Data collection and analysis

Data were extracted from published studies and authors were contacted for further information. All data found was dichotomous and odds ratios (with 95% CIs) were calculated. A fixed-effects model was assumed.

Main results

Two studies met the inclusion criteria. There were no deaths in one (n=37). In the other (n=760), there were slightly more deaths in the treatment group than in the control group; odds ratio 1.07 (0.57, 2.00 95%CI) - a result that can be explained by the play of chance. Methodological weaknesses regarding the collection and presentation of data from the two studies made it impossible to reach any conclusions regarding the effect of gangliosides on the other specified outcomes.

Authors' conclusions

The evidence available does not support the use of ganglioside treatment to reduce the death rate in SCI patients. No evidence has yet emerged that ganglioside treatment improves recovery or quality of life in survivors.

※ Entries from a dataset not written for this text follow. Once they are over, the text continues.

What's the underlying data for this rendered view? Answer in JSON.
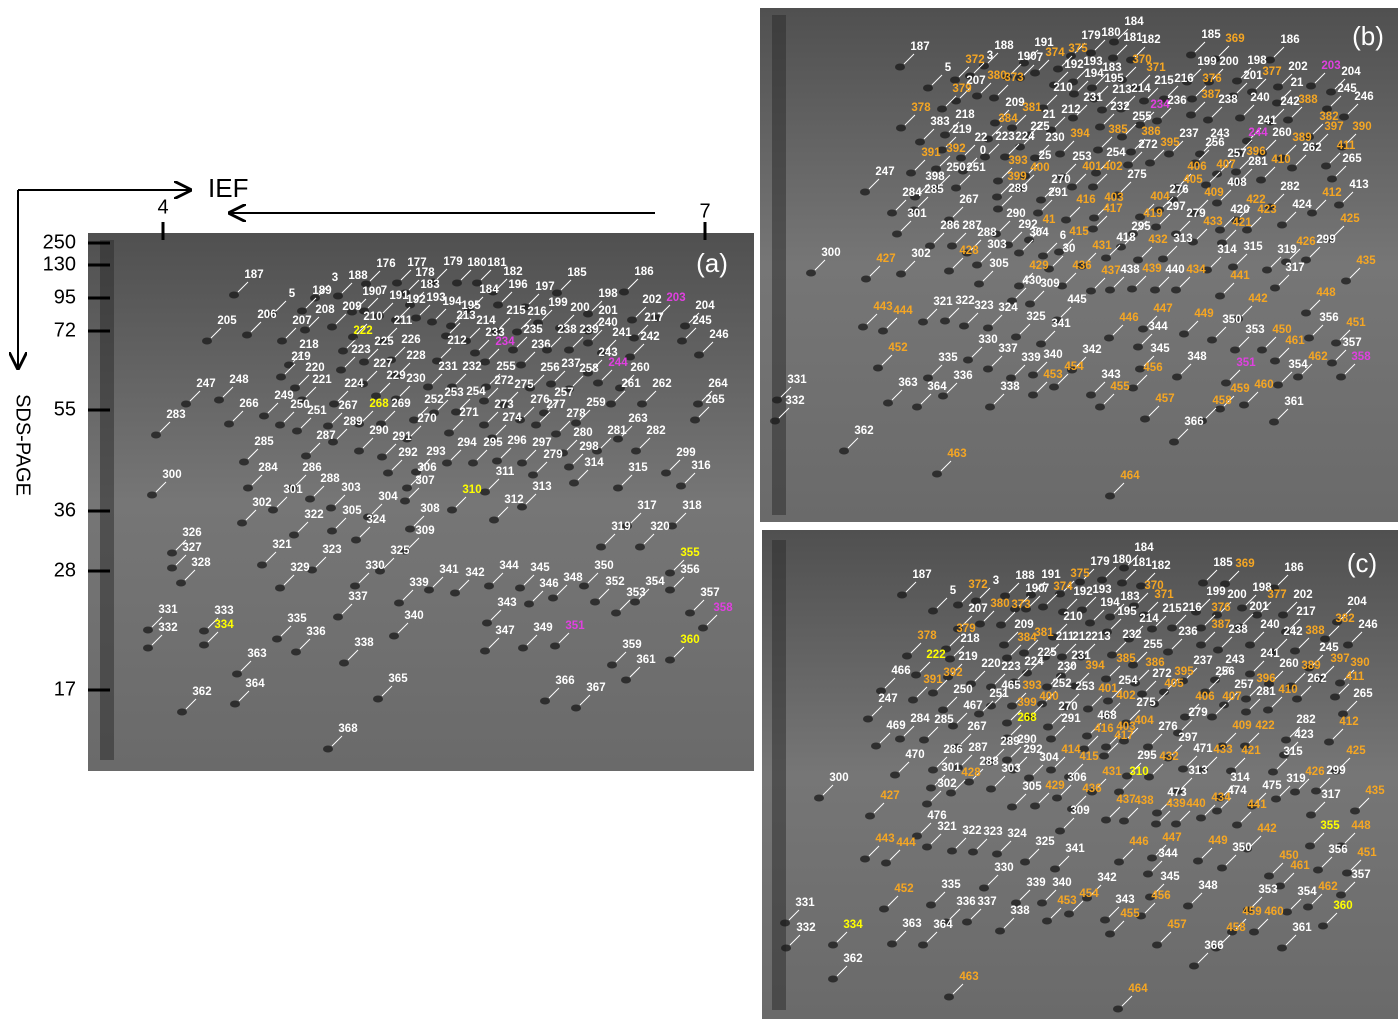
{
  "axes": {
    "ief": "IEF",
    "sds": "SDS-PAGE",
    "pi": [
      "4",
      "7"
    ],
    "mw": [
      "250",
      "130",
      "95",
      "72",
      "55",
      "36",
      "28",
      "17"
    ]
  },
  "panels": [
    {
      "label": "(a)",
      "colors": [
        "#ffffff",
        "#ffff00",
        "#e040e0"
      ],
      "spots": [
        "187",
        "176",
        "177",
        "178",
        "179",
        "180",
        "181",
        "182",
        "185",
        "186",
        "3",
        "188",
        "189",
        "190",
        "7",
        "191",
        "183",
        "184",
        "196",
        "197",
        "198",
        "5",
        "208",
        "209",
        "192",
        "193",
        "194",
        "195",
        "215",
        "216",
        "199",
        "200",
        "201",
        "202",
        "203",
        "204",
        "205",
        "206",
        "207",
        "222",
        "210",
        "211",
        "213",
        "214",
        "217",
        "245",
        "218",
        "223",
        "225",
        "226",
        "212",
        "233",
        "234",
        "235",
        "236",
        "238",
        "239",
        "240",
        "241",
        "242",
        "246",
        "219",
        "228",
        "243",
        "244",
        "260",
        "220",
        "227",
        "231",
        "232",
        "255",
        "256",
        "237",
        "258",
        "221",
        "224",
        "229",
        "230",
        "272",
        "275",
        "257",
        "261",
        "262",
        "264",
        "247",
        "248",
        "249",
        "253",
        "254",
        "276",
        "277",
        "259",
        "265",
        "266",
        "250",
        "251",
        "267",
        "268",
        "269",
        "252",
        "271",
        "273",
        "274",
        "278",
        "263",
        "283",
        "289",
        "270",
        "281",
        "282",
        "290",
        "291",
        "280",
        "285",
        "287",
        "294",
        "295",
        "296",
        "297",
        "298",
        "292",
        "293",
        "279",
        "286",
        "284",
        "288",
        "306",
        "311",
        "314",
        "315",
        "299",
        "316",
        "300",
        "307",
        "313",
        "303",
        "310",
        "301",
        "304",
        "312",
        "302",
        "308",
        "305",
        "317",
        "318",
        "322",
        "324",
        "309",
        "319",
        "320",
        "326",
        "321",
        "323",
        "325",
        "327",
        "328",
        "329",
        "330",
        "355",
        "356",
        "341",
        "342",
        "344",
        "345",
        "348",
        "350",
        "339",
        "346",
        "352",
        "354",
        "353",
        "357",
        "337",
        "343",
        "358",
        "331",
        "333",
        "335",
        "340",
        "347",
        "349",
        "351",
        "359",
        "360",
        "332",
        "334",
        "336",
        "338",
        "361",
        "363",
        "362",
        "364",
        "365",
        "366",
        "367",
        "368"
      ]
    },
    {
      "label": "(b)",
      "colors": [
        "#ffffff",
        "#f5a623",
        "#e040e0"
      ],
      "spots": [
        "187",
        "188",
        "191",
        "179",
        "180",
        "184",
        "181",
        "182",
        "185",
        "369",
        "186",
        "372",
        "3",
        "190",
        "7",
        "374",
        "375",
        "192",
        "193",
        "183",
        "370",
        "371",
        "199",
        "200",
        "198",
        "377",
        "202",
        "203",
        "204",
        "5",
        "380",
        "373",
        "207",
        "194",
        "195",
        "215",
        "216",
        "376",
        "201",
        "21",
        "379",
        "210",
        "213",
        "214",
        "245",
        "246",
        "231",
        "212",
        "209",
        "381",
        "387",
        "238",
        "240",
        "242",
        "388",
        "378",
        "218",
        "21",
        "232",
        "234",
        "236",
        "383",
        "384",
        "225",
        "255",
        "241",
        "382",
        "397",
        "390",
        "219",
        "22",
        "223",
        "224",
        "230",
        "394",
        "385",
        "386",
        "237",
        "243",
        "244",
        "260",
        "389",
        "272",
        "395",
        "256",
        "391",
        "392",
        "0",
        "25",
        "253",
        "254",
        "396",
        "262",
        "411",
        "393",
        "257",
        "281",
        "410",
        "265",
        "247",
        "250",
        "251",
        "400",
        "401",
        "402",
        "406",
        "407",
        "398",
        "399",
        "270",
        "275",
        "405",
        "408",
        "413",
        "284",
        "285",
        "289",
        "291",
        "276",
        "409",
        "282",
        "412",
        "267",
        "416",
        "403",
        "404",
        "422",
        "424",
        "301",
        "290",
        "297",
        "279",
        "420",
        "423",
        "425",
        "286",
        "287",
        "41",
        "417",
        "419",
        "295",
        "433",
        "421",
        "288",
        "292",
        "304",
        "415",
        "418",
        "432",
        "313",
        "426",
        "299",
        "303",
        "30",
        "431",
        "314",
        "315",
        "319",
        "6",
        "300",
        "427",
        "302",
        "428",
        "305",
        "429",
        "436",
        "437",
        "438",
        "439",
        "440",
        "434",
        "317",
        "435",
        "430",
        "309",
        "441",
        "445",
        "448",
        "442",
        "443",
        "444",
        "321",
        "322",
        "323",
        "324",
        "447",
        "325",
        "449",
        "446",
        "350",
        "356",
        "451",
        "341",
        "344",
        "353",
        "450",
        "330",
        "337",
        "461",
        "357",
        "452",
        "342",
        "345",
        "348",
        "462",
        "358",
        "335",
        "339",
        "340",
        "351",
        "354",
        "336",
        "453",
        "454",
        "456",
        "331",
        "363",
        "364",
        "338",
        "343",
        "455",
        "460",
        "459",
        "332",
        "457",
        "458",
        "361",
        "366",
        "362",
        "463",
        "464"
      ]
    },
    {
      "label": "(c)",
      "colors": [
        "#ffffff",
        "#f5a623",
        "#ffff00"
      ],
      "spots": [
        "187",
        "188",
        "191",
        "179",
        "180",
        "184",
        "181",
        "182",
        "185",
        "369",
        "186",
        "372",
        "3",
        "190",
        "7",
        "375",
        "374",
        "192",
        "193",
        "183",
        "370",
        "371",
        "199",
        "200",
        "198",
        "377",
        "202",
        "204",
        "5",
        "380",
        "373",
        "207",
        "210",
        "194",
        "195",
        "214",
        "215",
        "216",
        "376",
        "201",
        "217",
        "382",
        "379",
        "209",
        "381",
        "211",
        "212",
        "213",
        "232",
        "236",
        "387",
        "238",
        "240",
        "242",
        "388",
        "246",
        "378",
        "218",
        "384",
        "255",
        "245",
        "222",
        "219",
        "225",
        "231",
        "385",
        "386",
        "237",
        "243",
        "241",
        "260",
        "389",
        "397",
        "390",
        "466",
        "220",
        "223",
        "224",
        "230",
        "394",
        "272",
        "395",
        "256",
        "396",
        "262",
        "411",
        "391",
        "392",
        "465",
        "393",
        "252",
        "253",
        "254",
        "401",
        "405",
        "257",
        "281",
        "410",
        "247",
        "250",
        "251",
        "400",
        "402",
        "275",
        "406",
        "407",
        "265",
        "467",
        "399",
        "270",
        "279",
        "469",
        "284",
        "285",
        "268",
        "291",
        "468",
        "404",
        "276",
        "409",
        "422",
        "282",
        "412",
        "267",
        "416",
        "403",
        "417",
        "297",
        "423",
        "286",
        "287",
        "289",
        "290",
        "414",
        "471",
        "433",
        "421",
        "315",
        "425",
        "470",
        "288",
        "292",
        "304",
        "415",
        "295",
        "432",
        "301",
        "303",
        "431",
        "310",
        "313",
        "314",
        "474",
        "475",
        "319",
        "426",
        "299",
        "300",
        "302",
        "428",
        "306",
        "436",
        "473",
        "317",
        "435",
        "305",
        "429",
        "437",
        "438",
        "439",
        "440",
        "434",
        "427",
        "309",
        "441",
        "442",
        "476",
        "321",
        "322",
        "323",
        "324",
        "355",
        "448",
        "443",
        "444",
        "325",
        "447",
        "449",
        "341",
        "446",
        "350",
        "344",
        "450",
        "356",
        "451",
        "330",
        "461",
        "342",
        "345",
        "357",
        "452",
        "335",
        "339",
        "340",
        "348",
        "353",
        "354",
        "462",
        "336",
        "337",
        "453",
        "454",
        "456",
        "343",
        "338",
        "455",
        "459",
        "460",
        "360",
        "331",
        "334",
        "363",
        "364",
        "457",
        "458",
        "361",
        "332",
        "366",
        "362",
        "463",
        "464"
      ]
    }
  ]
}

脊髓受傷(Spinal cord injury (SCI))會造成喪失感覺與行動能力。這種結果對於病患及其照護者具有破壞性。估計每年全球每百萬人口中有15至40名的新病例。急性SCI的主因為道路交通傷害,暴力,與持續運動及其他娛樂活動的傷害。SCI病人的照顧方法有改善使得存活率增加。使用廣泛的治療方法以試圖改善病患的感覺與行動能力。Gangliosides是細胞膜自然產生的化合物。實驗研究認為他們也許對於神經具有保護效果,甚至讓它們重新生長。在一些神經學的狀況下已使用gangliosides (通常為GM1 ganglioside)進行臨床試驗。




我們檢索以下的資料庫以確定納入的試驗:CENTRAL, MEDLINE, EMBASE, and the National Research Register。我們也檢索以網站為基礎的試驗資料庫,如 Current Controlled Trials。我們聯繫廣泛使用ganglioside的製造商與該領域的研究人員以嘗試尋找任何未發表的資料。




摘錄已發表研究的資料並連絡作者以了解進一步資訊。所有發現的資料為類別變項並計算odds ratios (與95% CIs)。假設固定效果模式。


兩篇研究符合納入標準。一篇研究發現沒有人死亡(n = 37)。另一篇研究(n = 760)指出治療組比對照組有較多的死亡人數;odds ratio為1.07 (95%CI為0.57,2.00)-結果也可以被解釋為是因為隨機造成的。資料蒐集與代表性的方法學缺點造成無法完成任何有關gangliosides對於其他特定結果的效果的結論。





此翻譯計畫由臺灣國家衛生研究院(National Health Research Institutes, Taiwan)統籌。



Plain language summary

No evidence that treatment with gangliosides reduces death rate or improves life for survivors after spinal cord injury

Injuries to the spinal cord are often devastating. Worldwide there are up to 40 million such injuries a year. People who survive often have severe disabilities. Gangliosides are substances that occur naturally in nerve cells. They can be manufactured and there have been studies to see whether they can be used to treat various conditions where nerves have been damaged. This review found two studies where a ganglioside had been used to treat people with spinal cord injury. The treatment did not produce a lower death rate and there was no evidence that movement, feeling or quality of life was improved for those who lived.